Colorized 5-Year-Old Harold Walker Doing His Job Picking 20-25 Pounds Of Cotton Per Day

February 25, 2021

The Working Conditions For Kids Were Subhuman By Today's Standards

The adorable little boy in this colorized photograph from 1916 was taken by noted American sociologist, advocate for social reform, and photographer Lewis Hine. It shows a five-year-old lad named Harold Walker, hard at work on the family’s cotton farm in Oklahoma. Little Harold, along with his six-year-old sister, Jewel, picked 20 to 25 pounds of cotton per day.

This photo, and others by Lewis Hine, helped show the plight of child laborers. (https://www.reddit.com/r/ColorizedHistory/comments/iram12/5year_old_harold_walker_picks_20_to_25_pounds_of/)

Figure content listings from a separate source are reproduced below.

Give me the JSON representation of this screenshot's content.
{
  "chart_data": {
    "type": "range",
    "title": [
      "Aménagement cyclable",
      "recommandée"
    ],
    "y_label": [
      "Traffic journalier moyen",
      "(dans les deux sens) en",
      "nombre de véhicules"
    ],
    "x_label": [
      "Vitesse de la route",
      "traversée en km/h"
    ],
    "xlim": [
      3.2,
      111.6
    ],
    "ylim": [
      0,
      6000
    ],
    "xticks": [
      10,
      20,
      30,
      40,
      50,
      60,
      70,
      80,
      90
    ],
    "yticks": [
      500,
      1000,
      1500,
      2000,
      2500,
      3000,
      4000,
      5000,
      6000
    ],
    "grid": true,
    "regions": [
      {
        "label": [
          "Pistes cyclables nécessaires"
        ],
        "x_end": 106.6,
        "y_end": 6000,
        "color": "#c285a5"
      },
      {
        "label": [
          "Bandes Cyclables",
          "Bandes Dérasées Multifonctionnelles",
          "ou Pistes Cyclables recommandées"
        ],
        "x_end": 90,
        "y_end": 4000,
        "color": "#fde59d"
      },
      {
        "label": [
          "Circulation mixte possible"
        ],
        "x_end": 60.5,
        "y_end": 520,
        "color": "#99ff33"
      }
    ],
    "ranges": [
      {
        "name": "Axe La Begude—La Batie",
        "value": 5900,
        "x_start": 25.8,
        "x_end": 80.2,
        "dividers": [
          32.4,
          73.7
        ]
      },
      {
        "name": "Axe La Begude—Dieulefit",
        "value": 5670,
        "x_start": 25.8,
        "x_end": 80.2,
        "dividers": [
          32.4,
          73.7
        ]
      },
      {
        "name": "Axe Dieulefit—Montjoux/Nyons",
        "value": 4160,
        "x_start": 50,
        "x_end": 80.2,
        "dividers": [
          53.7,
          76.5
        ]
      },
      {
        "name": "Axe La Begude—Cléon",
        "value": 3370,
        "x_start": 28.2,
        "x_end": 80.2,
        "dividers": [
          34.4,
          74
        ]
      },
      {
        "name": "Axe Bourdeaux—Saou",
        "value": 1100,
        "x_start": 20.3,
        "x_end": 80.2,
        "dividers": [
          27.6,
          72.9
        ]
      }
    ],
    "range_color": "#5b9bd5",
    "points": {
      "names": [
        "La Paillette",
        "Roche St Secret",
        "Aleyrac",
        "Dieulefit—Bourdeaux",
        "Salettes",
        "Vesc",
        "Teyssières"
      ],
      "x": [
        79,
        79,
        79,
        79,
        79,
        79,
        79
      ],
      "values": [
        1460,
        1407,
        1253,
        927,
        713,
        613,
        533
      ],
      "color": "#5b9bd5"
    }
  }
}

The images of the Walker children that Lewis Hine captured in his photographs were used to fuel the debate about child labor in the United States in the early twentieth century. 

Who Was Lewis Hine?

Photographer and social reform advocate Lewis Hine. (en.wikipedia.org)

As a young child in Oshkosh, Wisconsin, Lewis Hine, who was born in 1874, had to work 13 hours a day for six days a week to help his widowed mother, so he experienced first-hand the horrors of child labor. Hine eventually attended college and became a teacher. He also dabbled in photography. He began to understand that photography could be used to capture the real-life struggles of the poor in America, particularly the children living in poverty. His work photographing immigrants arriving on Ellis Island earned him much acclaim. He was asked to work as a freelance photographer for the National Child Labor Committee. This organization’s goal was to advocate for national child labor laws.